Monday, Sep 28, 2009
The Energy and Sustainability Steering Committee (ESSC) of Rider University will mark the debut of its Green Film Series with a screening of the Sundance Award-winning movie FUEL on Tuesday, September 29, from 6 to 8 p.m. in the Bart Luedeke Center Theater.
The Green Film Series is the first year-long educational series sponsored by the ESSC, according to Melissa Greenberg, sustainability coordination manager. “Rider University is a setting for higher learning and these topics have an important place here,” Greenberg explained. “The ESSC feels strongly that our students should leave here with knowledge about environmental issues that will inevitably touch their lives, and this film series addresses many of these issues.”
Beginning with FUEL and continuing through April 2010, one new movie will be featured each month as part of the Green Film Series, including documentaries, investigative productions and Hollywood features. The free series is open to all, including students, faculty and staff. FUEL will also be screened again on Tuesday, October 20, in anticipation of National Campus Sustainability Day on October 21. FUEL director Josh Tickell and producer Rebecca Harrell will be on the Lawrenceville campus that day to share their ideas and stories in their quest for the common use of more sustainable biofuels.
Greenberg said that the productions chosen for the Green Film Series offer a number of different insights and perspectives into environmental sustainability. “The films vary in topic, but they all provide information about things humans do that affect the planet,” explained Greenberg, who worked with student Eco-Rep Chris Shepherd, to select the movies. “They are eye-opening and, at times, a bit scary, but they tell important stories that touch the lives of everyone on Earth.”
In FUEL, viewers accompany Tickell along his 11-year journey around the world to find solutions to the United States’ addiction to oil. A suffering economy, a failing auto industry, rampant unemployment, spiraling national debt, and an insatiable demand for energy weigh heavily on all of us, but FUEL reveals Tickell and Harrell’s solution to replace every drop of oil we now use, while creating green jobs and keeping American dollars at home through solutions already within our reach.
Tickell, one of the nation’s leading experts in sustainable biofuels, began work in 2003 on FUEL, the winner of the 2008 Sundance Audience Award for documentary. Since then, FUEL has been re-edited to include 45 minutes of new material, pushing the entire film to a feature-length 112 minutes. The film trailer and more information can be found at http://thefuelfilm.com/.

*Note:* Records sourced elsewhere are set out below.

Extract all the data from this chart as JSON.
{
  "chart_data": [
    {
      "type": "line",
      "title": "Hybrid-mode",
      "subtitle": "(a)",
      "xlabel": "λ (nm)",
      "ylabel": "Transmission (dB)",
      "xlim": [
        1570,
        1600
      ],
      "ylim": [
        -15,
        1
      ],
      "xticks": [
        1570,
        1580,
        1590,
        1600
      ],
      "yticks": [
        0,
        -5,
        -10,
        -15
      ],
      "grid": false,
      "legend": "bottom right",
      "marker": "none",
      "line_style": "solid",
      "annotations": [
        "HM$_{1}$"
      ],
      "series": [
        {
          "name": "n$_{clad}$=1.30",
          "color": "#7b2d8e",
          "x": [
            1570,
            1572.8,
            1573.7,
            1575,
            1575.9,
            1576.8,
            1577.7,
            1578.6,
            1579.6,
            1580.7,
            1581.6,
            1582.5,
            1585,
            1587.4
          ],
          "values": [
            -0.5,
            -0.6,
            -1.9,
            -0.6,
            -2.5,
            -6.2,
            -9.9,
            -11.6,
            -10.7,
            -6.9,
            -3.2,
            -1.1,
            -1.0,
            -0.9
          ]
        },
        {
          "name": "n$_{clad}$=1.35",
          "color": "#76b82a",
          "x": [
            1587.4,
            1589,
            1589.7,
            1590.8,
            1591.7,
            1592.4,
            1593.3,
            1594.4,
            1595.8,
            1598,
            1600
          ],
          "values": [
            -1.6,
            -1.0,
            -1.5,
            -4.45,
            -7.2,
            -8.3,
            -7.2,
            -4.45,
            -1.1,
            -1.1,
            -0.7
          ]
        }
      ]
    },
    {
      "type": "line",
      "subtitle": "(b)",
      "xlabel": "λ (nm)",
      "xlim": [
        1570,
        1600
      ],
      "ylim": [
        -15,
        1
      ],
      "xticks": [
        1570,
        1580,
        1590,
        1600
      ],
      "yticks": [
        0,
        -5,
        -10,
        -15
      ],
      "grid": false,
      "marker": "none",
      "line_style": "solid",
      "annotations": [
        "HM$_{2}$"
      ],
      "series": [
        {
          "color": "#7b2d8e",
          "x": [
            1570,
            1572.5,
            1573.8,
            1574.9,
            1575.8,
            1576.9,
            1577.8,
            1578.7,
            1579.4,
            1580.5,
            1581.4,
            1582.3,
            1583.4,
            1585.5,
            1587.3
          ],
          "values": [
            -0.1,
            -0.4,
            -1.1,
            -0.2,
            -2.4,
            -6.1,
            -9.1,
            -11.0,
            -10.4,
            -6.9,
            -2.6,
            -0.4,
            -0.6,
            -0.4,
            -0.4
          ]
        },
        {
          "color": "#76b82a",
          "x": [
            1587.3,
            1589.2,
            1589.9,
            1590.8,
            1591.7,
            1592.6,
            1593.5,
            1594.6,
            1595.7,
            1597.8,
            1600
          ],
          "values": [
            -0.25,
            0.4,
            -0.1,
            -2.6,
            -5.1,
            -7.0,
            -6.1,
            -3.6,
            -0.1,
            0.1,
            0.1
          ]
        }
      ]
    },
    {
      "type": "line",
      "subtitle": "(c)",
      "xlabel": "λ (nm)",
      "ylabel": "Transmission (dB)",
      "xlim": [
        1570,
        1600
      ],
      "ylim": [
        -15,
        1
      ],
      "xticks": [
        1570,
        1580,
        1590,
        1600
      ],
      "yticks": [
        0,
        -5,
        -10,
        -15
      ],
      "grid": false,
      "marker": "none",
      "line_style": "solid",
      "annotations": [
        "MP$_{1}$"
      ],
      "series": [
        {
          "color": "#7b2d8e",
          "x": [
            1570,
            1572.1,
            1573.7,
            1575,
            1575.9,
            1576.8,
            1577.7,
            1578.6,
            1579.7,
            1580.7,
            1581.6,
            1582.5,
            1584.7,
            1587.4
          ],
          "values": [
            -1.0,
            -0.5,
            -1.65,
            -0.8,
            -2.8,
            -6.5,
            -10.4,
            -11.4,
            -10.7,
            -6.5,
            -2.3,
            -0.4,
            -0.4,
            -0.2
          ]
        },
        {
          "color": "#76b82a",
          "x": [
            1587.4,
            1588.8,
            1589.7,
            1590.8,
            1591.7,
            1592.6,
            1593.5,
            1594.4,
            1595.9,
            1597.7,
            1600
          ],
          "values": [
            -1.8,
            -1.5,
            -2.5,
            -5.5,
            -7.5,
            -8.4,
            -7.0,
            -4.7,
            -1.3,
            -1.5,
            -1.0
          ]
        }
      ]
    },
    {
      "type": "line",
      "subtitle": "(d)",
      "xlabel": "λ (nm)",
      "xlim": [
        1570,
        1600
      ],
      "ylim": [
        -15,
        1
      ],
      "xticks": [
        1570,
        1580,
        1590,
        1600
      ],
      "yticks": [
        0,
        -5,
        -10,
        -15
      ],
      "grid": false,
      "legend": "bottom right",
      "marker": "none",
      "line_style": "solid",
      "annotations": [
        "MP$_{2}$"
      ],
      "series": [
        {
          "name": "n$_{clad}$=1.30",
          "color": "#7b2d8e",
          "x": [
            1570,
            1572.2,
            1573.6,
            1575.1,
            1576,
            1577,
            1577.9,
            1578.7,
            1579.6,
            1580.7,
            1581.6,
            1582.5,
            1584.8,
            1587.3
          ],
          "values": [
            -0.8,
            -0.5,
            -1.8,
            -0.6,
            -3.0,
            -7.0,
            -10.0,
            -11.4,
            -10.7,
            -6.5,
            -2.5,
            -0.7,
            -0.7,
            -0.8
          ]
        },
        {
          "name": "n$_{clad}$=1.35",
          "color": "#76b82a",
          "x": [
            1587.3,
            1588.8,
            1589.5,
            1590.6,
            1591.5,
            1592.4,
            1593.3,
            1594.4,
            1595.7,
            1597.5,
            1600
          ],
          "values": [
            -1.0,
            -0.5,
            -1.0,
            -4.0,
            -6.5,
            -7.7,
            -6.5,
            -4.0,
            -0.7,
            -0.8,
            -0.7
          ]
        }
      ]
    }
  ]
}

Harrell, the film’s producer, is responsible for directing the creation of the first nationally accredited green curriculum, which will be available to all high schools for free this year. At Sundance, Harrell managed to capture the attention of filmgoers and critics alike in the promotion of FUEL through the inventive use of vehicle parades, peaceful street-team educators and celebrity-studded parties. By the end of the festival, more than 10,000 attendees – one out of every five in attendance – were wearing FUEL buttons, and nearly 2,000 people had to be turned away at the FUEL box office.
Subsequent screenings in the Rider Green Film Series, all of which are in the BLC Theater, include:
- The Day after Tomorrow – Tuesday, October 27, from 6 to 8 p.m. This Hollywood blockbuster takes a big-budget, special-effects look at what the world would look like if the greenhouse effect and global warming continued unabated.
- King Corn – Monday, November 16, from 6 to 8 p.m. King Corn is a feature documentary about two friends, once acre of corn and the subsidized crop that drives our fast-food nation. It raises questions about how we eat and what we farm.
- King Corn – Monday, November 16, from 6 to 8 p.m. King Corn is a feature documentary about two friends, once acre of corn and the subsidized crop that drives our fast-food nation. It raises questions about how we eat and what we farm.
- The End of Suburbia – Tuesday, January 26, 2010, from 6 to 8 p.m. As suburban sprawl has exploded in the last 50 years, the suburban way of life has become a part of the American Dream. Yet, serious questions are beginning to emerge about the sustainability of this residential ideal.
- Everything’s Cool – Tuesday, February 23, 2010, from 6 to 8 p.m. Everything’s Cool tells the harrowing story of what it takes to talk about global warming – the struggle with collective denial and how to communicate the urgency of the situation with a laggard government.
- Flow – Tuesday, March 23, 2010, from 6 to 8 p.m. Irena Salina’s award-winning documentary investigation into what experts label the most important political and environmental issue of the 21st century – the world water crisis.
- Who Killed the Electric Car? - Tuesday, April 27, 2010, from 6 to 8 p.m. This film calls to task not only the officials who squelched the Zero Emission Vehicle mandate, but all of their accomplices – including consumers – who turned their backs on hybrid electric car in favor of the gas-guzzling SUV.
“There will be a moderator for each film who will start a short discussion once the film ends,” explained Greenberg of each night’s programming in the Green Film Series. “Our hope is that the viewers feel a need to share their thoughts after seeing these films and not just getting up and walk out, possibly not getting the message of the film. It’s a forum to share thoughts and maybe even come up with ideas for change at Rider and beyond.”